In basketball, Scott twice helped lead the school team to the state semifinals.

===Honors===
- Following his death, Canton City School's track field was renamed Don Scott Field.
- Scott was a second-year inductee to the Stark County High School Football Hall of Fame.

==College career==
Scott was a two-time All-American selection for the Ohio State University Buckeyes football team. He was called the most versatile back in college football because he was a brilliant passer, blocker, and ball carrier. His head coach, Francis Schmidt, later said, "I can’t remember a back as dangerous in so many departments of play.”

Scott lettered for the Ohio State Buckeyes football team in 1938, 1939, and 1940. In 1938 he was a starting halfback. He became the Buckeyes' starting quarterback as a junior in 1939 and led the team to the Big Ten Conference title. That year, he received his first All-American selection. He returned as quarterback in his senior year and was again named as All American.

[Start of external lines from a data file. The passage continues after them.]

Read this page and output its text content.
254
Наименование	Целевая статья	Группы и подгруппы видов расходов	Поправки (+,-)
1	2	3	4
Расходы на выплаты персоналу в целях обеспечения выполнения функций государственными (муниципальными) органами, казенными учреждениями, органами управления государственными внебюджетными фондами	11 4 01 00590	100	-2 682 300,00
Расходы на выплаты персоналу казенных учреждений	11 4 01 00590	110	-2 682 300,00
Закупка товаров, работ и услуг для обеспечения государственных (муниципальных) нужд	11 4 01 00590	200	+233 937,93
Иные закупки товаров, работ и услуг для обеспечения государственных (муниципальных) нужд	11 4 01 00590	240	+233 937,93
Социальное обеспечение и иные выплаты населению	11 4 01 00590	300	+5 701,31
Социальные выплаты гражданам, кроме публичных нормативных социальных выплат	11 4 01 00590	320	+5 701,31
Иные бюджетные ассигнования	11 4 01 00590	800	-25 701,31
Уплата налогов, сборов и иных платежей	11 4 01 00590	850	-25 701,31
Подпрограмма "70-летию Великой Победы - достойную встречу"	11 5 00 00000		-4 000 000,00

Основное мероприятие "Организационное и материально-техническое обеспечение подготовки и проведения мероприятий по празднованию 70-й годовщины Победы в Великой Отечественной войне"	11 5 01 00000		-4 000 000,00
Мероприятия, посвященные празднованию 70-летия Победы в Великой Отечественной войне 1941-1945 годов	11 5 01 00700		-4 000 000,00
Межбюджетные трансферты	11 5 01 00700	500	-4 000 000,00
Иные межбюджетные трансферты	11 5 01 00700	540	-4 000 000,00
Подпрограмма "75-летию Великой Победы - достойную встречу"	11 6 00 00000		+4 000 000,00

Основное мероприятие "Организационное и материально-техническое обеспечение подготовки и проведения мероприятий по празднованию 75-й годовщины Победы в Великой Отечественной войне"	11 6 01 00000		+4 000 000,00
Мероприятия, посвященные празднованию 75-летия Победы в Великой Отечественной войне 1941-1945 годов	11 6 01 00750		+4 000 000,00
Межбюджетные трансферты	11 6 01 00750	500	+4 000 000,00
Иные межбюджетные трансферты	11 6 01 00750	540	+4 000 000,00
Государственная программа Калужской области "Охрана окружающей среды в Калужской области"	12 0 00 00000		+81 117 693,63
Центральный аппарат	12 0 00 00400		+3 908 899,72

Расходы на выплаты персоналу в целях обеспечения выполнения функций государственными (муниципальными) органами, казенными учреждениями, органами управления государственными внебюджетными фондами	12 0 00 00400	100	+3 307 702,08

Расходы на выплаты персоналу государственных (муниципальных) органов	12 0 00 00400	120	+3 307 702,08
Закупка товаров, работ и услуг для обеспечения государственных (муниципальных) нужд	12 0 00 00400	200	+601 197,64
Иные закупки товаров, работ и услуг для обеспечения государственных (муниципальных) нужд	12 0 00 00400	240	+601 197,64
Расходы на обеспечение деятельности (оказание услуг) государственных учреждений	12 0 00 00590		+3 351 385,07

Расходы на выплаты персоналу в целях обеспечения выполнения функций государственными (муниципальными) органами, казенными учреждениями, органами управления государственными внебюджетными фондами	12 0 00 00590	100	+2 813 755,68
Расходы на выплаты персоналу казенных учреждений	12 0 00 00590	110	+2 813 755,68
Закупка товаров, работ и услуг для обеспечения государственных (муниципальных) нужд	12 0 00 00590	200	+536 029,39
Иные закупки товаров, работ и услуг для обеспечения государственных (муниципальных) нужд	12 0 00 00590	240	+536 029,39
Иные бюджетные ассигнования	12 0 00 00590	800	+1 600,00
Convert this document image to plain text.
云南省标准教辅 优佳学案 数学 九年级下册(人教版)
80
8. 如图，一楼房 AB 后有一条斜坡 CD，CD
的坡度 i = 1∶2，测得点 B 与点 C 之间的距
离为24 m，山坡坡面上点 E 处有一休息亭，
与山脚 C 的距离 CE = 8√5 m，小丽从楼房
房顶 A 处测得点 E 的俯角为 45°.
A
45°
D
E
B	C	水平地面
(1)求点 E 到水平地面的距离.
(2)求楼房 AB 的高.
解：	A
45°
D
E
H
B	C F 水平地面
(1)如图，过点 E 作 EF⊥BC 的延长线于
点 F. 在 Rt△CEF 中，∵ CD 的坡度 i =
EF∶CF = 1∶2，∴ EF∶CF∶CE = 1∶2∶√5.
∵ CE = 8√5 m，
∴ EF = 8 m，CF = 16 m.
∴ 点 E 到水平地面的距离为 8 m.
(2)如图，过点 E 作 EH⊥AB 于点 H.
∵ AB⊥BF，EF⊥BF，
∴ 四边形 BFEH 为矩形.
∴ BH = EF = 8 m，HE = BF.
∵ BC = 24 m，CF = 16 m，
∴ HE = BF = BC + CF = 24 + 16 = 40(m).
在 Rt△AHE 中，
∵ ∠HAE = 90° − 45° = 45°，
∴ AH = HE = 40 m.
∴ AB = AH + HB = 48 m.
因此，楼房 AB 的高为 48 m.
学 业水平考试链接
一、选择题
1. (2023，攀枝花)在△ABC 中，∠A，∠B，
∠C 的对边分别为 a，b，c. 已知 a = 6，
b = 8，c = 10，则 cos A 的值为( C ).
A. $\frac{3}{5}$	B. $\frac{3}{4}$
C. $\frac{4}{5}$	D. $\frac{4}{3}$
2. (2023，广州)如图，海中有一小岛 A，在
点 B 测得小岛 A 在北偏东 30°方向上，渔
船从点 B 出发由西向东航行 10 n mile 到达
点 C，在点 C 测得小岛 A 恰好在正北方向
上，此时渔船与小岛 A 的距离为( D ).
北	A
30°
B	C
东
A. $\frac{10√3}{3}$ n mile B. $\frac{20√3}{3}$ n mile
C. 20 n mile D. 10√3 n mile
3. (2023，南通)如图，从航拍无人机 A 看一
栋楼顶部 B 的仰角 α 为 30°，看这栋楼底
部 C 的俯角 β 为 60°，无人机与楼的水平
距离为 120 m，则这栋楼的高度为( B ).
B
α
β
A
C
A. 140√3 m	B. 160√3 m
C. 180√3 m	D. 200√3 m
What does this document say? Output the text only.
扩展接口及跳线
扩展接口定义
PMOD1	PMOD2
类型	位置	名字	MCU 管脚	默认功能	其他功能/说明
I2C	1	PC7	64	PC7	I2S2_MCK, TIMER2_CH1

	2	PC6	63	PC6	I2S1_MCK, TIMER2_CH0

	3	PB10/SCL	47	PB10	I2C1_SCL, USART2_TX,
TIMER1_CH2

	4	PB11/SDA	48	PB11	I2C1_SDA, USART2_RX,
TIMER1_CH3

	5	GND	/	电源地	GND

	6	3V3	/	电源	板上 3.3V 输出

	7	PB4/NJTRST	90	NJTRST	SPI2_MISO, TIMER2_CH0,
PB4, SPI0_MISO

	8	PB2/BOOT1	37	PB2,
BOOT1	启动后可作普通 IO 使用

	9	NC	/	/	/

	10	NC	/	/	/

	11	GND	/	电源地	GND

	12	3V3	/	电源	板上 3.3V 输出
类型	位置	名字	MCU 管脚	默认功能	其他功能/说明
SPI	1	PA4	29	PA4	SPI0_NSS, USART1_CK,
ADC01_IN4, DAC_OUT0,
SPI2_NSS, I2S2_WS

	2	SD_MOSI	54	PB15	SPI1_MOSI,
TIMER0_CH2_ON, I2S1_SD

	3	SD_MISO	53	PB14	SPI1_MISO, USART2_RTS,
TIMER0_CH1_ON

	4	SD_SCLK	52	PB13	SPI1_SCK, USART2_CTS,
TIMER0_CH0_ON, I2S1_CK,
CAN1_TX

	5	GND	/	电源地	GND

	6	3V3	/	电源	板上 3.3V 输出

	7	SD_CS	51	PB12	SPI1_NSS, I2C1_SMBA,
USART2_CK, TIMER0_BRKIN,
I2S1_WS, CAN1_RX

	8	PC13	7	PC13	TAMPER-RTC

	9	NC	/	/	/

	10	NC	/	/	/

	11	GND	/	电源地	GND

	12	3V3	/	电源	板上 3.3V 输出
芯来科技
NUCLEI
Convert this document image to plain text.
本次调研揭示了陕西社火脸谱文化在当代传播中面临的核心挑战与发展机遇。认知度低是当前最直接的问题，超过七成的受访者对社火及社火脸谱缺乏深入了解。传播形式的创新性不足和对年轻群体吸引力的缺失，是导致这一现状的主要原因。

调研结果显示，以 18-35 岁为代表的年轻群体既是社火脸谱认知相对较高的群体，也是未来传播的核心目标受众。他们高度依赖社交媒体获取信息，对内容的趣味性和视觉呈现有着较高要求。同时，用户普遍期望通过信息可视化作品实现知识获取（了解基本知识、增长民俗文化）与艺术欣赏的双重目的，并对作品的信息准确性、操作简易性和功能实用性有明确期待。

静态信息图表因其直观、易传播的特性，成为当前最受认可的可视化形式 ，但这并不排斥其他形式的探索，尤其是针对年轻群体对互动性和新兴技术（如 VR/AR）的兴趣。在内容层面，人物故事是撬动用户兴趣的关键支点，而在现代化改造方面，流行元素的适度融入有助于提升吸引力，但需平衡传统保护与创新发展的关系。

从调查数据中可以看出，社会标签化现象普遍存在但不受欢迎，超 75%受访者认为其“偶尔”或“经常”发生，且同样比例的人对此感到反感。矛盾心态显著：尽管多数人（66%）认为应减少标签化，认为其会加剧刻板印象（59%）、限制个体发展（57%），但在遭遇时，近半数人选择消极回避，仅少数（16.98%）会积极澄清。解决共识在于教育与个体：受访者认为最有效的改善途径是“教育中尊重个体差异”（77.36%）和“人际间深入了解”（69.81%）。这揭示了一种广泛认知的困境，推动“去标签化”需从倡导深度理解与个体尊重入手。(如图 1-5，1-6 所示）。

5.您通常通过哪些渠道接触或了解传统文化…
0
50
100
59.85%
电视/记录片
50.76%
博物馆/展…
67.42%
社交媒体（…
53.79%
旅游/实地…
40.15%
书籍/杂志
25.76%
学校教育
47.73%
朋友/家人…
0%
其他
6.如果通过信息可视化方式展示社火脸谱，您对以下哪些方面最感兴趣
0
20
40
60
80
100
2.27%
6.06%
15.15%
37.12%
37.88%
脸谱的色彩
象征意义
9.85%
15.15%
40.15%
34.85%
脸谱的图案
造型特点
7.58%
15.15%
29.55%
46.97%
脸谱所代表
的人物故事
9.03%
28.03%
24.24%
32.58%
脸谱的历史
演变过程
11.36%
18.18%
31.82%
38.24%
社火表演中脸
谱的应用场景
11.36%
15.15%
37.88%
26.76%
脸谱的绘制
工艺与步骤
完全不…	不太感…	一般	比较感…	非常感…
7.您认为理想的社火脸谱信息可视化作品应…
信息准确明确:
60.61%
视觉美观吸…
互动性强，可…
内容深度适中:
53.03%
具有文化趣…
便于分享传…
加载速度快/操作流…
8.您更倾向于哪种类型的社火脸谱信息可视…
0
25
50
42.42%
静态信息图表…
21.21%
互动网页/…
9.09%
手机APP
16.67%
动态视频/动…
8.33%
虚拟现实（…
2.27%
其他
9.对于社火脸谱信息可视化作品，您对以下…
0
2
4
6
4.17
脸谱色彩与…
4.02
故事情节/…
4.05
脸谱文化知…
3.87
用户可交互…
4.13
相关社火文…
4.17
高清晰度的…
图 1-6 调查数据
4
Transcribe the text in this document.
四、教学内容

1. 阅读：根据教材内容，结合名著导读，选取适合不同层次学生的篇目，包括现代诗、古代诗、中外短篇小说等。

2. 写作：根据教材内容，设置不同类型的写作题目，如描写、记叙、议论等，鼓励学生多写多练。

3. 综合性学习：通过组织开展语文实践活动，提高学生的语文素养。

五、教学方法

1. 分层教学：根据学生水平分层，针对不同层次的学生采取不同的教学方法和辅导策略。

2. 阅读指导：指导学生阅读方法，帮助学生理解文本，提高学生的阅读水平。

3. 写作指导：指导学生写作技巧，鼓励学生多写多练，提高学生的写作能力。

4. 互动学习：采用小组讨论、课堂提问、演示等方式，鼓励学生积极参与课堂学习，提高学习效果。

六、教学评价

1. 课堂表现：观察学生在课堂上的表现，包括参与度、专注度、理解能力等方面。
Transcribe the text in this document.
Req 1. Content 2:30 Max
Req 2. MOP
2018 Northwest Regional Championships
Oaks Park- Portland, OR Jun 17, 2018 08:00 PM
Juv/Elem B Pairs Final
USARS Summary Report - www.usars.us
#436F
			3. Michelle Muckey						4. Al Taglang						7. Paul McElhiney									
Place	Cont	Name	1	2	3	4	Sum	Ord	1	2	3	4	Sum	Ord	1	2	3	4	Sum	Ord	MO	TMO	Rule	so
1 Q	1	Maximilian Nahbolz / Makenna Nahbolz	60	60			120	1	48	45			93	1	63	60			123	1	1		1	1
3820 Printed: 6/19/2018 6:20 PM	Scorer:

Scott also played basketball for one season. The 1938-39 Ohio State team appeared in the first NCAA basketball tournament, and advanced to the first NCAA championship game. Oregon beat the Buckeyes 46-33.

===Honors===
- Scott was a 1988 inductee to the Ohio State Varsity O Hall of Fame.
- In 2000 Scott was one of five quarterbacks named to the Ohio State Football All-Century Team.

==War and death==
Scott was the ninth overall selection in the first round of the 1941 NFL draft. He was selected by the Chicago Bears. Scott decided to volunteer to fight in the war in Europe. Scott had participated in the Civilian Pilot Training Program, sponsored by the Civil Aeronautics Administration, while at Ohio State. When he entered the United States Army Air Forces it was as a commissioned pilot.

On October 1, 1943, Capt. Don Scott died when his Martin B-26 Marauder bomber crashed in England while he was in training. He was buried in Canton, Ohio. The following month, Ohio State University trustees named the school's new airport after him.

===Honors===
- The airport, like the Canton football field, is named Don Scott Field.
- The Ohio State University Airport is also known as the OSU Don Scott Airport.